A Nigerian, Daniel Adekunle Ojo, has been arrested by the FBI in Durham, North Carolina and charged with fraud and identity theft offences.
Ojo had allegedly been using a phishing scheme, using an AOL and Gmail accounts that targeted school districts in Connecticut and Minnesota in an effort to get employees’ personal information and file bogus tax returns.
His arrest was announced on Friday by the FBI.
Following his arrest at his Durham residence, Ojo appeared before a U.S. magistrate judge in Greensboro, N.C., and was ordered detained pending his transfer to the District of Connecticut.
Prosecutors said a school district employee in Glastonbury, Connecticut, received an email in February that appeared to be sent by another employee, who asked for tax information for 1,600 school district workers. The worker who received the email then forwarded the information, which was used in the scheme to file 122 bogus tax returns seeking nearly $600,000 in refunds, authorities said.
Officials said the Internal Revenue Service processed about six of the fake returns and electronically deposited nearly $37,000 in refunds to various bank accounts.
Investigators linked the email sent to the employee to Ojo, prosecutors said.

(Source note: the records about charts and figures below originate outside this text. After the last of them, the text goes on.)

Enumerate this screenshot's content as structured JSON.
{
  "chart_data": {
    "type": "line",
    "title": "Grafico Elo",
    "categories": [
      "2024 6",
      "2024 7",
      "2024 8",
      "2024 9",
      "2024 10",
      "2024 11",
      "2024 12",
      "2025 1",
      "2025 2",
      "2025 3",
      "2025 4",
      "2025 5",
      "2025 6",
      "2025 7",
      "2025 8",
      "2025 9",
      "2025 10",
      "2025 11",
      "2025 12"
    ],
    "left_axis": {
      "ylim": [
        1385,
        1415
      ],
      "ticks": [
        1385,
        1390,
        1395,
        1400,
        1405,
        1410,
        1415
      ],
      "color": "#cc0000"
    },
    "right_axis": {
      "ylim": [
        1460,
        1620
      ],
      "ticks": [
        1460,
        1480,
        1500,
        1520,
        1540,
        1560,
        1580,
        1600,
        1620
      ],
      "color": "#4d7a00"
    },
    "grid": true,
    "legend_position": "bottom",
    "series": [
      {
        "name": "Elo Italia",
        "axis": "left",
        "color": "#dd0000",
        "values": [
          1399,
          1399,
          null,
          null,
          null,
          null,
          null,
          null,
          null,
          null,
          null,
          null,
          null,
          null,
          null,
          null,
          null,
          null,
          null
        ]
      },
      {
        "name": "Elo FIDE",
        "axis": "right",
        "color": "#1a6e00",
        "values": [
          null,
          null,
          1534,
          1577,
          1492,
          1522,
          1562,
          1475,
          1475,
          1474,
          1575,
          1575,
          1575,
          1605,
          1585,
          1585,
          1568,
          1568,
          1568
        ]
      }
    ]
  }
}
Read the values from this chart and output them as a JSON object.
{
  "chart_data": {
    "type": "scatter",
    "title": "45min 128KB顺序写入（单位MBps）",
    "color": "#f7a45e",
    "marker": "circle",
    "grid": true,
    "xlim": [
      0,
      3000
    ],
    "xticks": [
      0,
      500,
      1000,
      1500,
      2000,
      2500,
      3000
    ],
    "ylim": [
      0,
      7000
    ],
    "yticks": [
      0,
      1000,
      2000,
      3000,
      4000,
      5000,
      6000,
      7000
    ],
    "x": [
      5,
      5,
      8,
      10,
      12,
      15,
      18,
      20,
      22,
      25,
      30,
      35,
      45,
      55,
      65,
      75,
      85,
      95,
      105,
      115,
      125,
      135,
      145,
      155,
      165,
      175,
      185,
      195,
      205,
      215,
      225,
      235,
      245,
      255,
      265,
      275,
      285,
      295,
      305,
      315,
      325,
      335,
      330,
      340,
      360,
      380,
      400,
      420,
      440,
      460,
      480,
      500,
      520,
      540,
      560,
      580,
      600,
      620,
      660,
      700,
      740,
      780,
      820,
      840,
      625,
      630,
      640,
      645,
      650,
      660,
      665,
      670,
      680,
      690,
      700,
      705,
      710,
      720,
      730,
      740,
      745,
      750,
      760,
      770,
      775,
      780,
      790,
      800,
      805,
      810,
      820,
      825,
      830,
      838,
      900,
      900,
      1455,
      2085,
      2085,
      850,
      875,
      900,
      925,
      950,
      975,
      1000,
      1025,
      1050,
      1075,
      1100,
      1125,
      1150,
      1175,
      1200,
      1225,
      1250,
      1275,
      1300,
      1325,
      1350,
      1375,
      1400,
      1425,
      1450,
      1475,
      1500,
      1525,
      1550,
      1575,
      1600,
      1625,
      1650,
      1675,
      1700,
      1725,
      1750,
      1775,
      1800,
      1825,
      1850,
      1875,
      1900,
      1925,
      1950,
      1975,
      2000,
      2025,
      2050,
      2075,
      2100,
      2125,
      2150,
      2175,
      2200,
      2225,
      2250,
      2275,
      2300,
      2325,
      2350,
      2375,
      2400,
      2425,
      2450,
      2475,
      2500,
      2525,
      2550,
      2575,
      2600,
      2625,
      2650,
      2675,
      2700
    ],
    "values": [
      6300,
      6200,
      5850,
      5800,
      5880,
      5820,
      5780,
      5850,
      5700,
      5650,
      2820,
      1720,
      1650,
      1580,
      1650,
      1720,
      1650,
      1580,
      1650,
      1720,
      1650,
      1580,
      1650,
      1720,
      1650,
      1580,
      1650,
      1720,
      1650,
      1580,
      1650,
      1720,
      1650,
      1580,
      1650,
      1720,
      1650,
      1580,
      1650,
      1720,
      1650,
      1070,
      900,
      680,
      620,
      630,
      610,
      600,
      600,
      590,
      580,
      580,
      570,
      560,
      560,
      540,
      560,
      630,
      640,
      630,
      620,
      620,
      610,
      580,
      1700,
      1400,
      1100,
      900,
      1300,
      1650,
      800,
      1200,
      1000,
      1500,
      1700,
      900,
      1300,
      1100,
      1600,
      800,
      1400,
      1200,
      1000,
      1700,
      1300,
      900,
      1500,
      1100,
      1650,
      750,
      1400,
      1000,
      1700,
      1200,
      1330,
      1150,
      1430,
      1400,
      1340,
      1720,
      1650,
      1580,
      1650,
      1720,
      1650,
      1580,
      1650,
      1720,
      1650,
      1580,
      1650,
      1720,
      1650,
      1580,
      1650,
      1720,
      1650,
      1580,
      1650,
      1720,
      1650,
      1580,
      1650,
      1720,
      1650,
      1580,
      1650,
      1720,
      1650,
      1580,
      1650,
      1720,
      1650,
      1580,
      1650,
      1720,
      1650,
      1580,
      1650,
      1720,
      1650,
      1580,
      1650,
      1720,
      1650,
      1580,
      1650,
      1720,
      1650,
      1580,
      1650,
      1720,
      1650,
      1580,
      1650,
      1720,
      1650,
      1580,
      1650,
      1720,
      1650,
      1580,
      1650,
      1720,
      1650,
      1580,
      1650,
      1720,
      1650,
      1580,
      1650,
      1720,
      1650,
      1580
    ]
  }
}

Officials also believe Ojo was involved in similar email schemes targeting school districts in Groton, Connecticut, and Bloomington, Minnesota.
In March, a Groton school employee emailed tax information of 1,300 employees in response to an email that appeared to be from the superintendent of schools.
Authorities said the information was used to file about 66 fraudulent tax returns seeking about $364,000 in refunds. Officials said the fake returns weren’t processed because they had been flagged as being part of an identity theft scheme after school employees discovered the problem.
Prosecutors also said they linked the email account used by Ojo to a similar scam that obtained tax information for about 2,800 school employees in Bloomington earlier this year.
A federal public defender in North Carolina, Eric Placke who represented Ojo only for his initial court appearance, declined to comment on Friday.
Authorities allege that Ojo entered the U.S. on a visitor’s visa in May 23, 2016, and failed to depart on his scheduled departure date of June 8, 2016.
Ojo has been charged with conspiracy to commit wire fraud, an offense that carries a maximum term of imprisonment of 20 years, and aggravated identity theft, an offense that carries a mandatory consecutive term of imprisonment of at least two years.